The present case confirms that restaurant owners like K owe a duty of care to their customers, a proposition first established in R v Zaman [2017] EWCA Crim 1783. The scope of that duty was explained in the present case (above). Leveson P also said that: That is the same as the duty placed [on optometrists] in R v Rose of conducting an appropriate examination to accord with the requirements of the legislation. In both cases, the risk, however, was the risk that a customer or patient respectively might present with the underlying condition which the system should have been designed to prevent, rather than the obvious and serious risk of death. (at [79]).
The present case does develop the law in one way, however. The key question in Rose was whether the reasonable prudent optometrist in the shoes of Honey Rose could be imputed with the knowledge that she would have had, had she not breached the duty on her—the Court of Appeal answering the question ‘no’. In the present case, the second ground of appeal was whether the reasonable prudent restaurateur in the shoes of Muhammed Kuddus could be imputed with the knowledge that someone else (i.e. the restaurant manager, R) actually had—the Court of Appeal answering that question ‘no’.

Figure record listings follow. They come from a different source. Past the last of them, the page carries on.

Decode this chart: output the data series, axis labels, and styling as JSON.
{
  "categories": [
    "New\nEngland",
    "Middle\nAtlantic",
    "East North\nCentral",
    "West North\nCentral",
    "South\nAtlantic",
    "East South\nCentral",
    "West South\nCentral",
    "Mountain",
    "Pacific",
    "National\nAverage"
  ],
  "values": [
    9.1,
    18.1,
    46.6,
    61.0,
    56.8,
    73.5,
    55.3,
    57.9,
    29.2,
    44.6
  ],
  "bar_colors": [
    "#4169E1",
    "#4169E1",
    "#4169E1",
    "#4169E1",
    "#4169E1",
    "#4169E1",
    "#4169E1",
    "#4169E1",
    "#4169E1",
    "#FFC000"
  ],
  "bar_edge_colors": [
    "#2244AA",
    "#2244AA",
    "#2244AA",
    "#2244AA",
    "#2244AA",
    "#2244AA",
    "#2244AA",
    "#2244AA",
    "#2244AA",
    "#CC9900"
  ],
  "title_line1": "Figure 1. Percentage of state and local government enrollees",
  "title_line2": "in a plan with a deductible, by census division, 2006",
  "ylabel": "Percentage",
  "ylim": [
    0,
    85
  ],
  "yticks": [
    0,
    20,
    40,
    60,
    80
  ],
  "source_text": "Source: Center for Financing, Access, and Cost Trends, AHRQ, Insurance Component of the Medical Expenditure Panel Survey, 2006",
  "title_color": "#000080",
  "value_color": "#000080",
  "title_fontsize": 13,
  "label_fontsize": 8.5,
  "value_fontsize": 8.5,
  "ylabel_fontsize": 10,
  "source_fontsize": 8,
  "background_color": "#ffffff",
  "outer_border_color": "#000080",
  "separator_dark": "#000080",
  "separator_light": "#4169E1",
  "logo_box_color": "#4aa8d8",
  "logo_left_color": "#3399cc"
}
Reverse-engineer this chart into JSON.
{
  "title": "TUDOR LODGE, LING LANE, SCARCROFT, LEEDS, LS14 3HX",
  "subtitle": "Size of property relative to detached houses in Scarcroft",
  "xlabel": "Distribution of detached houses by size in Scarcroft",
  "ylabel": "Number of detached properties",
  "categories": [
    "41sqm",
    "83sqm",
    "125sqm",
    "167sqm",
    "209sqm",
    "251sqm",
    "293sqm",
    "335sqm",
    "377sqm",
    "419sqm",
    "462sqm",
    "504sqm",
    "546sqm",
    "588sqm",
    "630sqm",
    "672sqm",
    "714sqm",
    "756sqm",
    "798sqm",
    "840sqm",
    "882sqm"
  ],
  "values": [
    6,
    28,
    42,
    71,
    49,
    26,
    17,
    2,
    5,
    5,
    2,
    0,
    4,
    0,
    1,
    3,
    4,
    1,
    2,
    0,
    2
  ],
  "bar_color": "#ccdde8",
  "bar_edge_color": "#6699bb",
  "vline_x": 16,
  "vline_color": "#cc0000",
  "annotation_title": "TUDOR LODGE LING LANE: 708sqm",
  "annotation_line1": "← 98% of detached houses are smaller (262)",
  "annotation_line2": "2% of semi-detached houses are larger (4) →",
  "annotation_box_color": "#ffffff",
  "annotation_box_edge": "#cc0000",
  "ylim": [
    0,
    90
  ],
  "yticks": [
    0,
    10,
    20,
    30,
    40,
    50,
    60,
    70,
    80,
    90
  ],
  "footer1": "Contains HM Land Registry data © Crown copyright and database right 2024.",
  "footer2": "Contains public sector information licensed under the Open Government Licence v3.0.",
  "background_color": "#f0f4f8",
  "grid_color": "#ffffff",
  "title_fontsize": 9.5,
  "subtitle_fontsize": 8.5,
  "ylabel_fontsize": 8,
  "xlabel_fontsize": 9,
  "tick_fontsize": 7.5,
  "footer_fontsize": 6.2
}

Finally, the present case can be compared and contrasted with the decision in R v Zaman. In that case, the Court of Appeal upheld the gross negligence manslaughter conviction of a restaurateur, Mohammed Zaman, following the death of a customer with a nut allergy. In Zaman, however, Hickinbottom LJ pointed out that the appellant had ‘accepted that he knew that customers with a peanut allergy were at risk of fatal consequences if they ingested peanut’ and had ‘conceded that there was a serious and obvious risk of death’ (Zaman at [66]), thereby obviating any need for the Crown to prove that issue. Mohammed Zaman is therefore comparable to R in the present case: only the actual knowledge on the part of an accused (as opposed to knowledge which the accused could, or should, possess) can be taken into account in assessing the foreseeability of death question for the purposes of gross negligence manslaughter.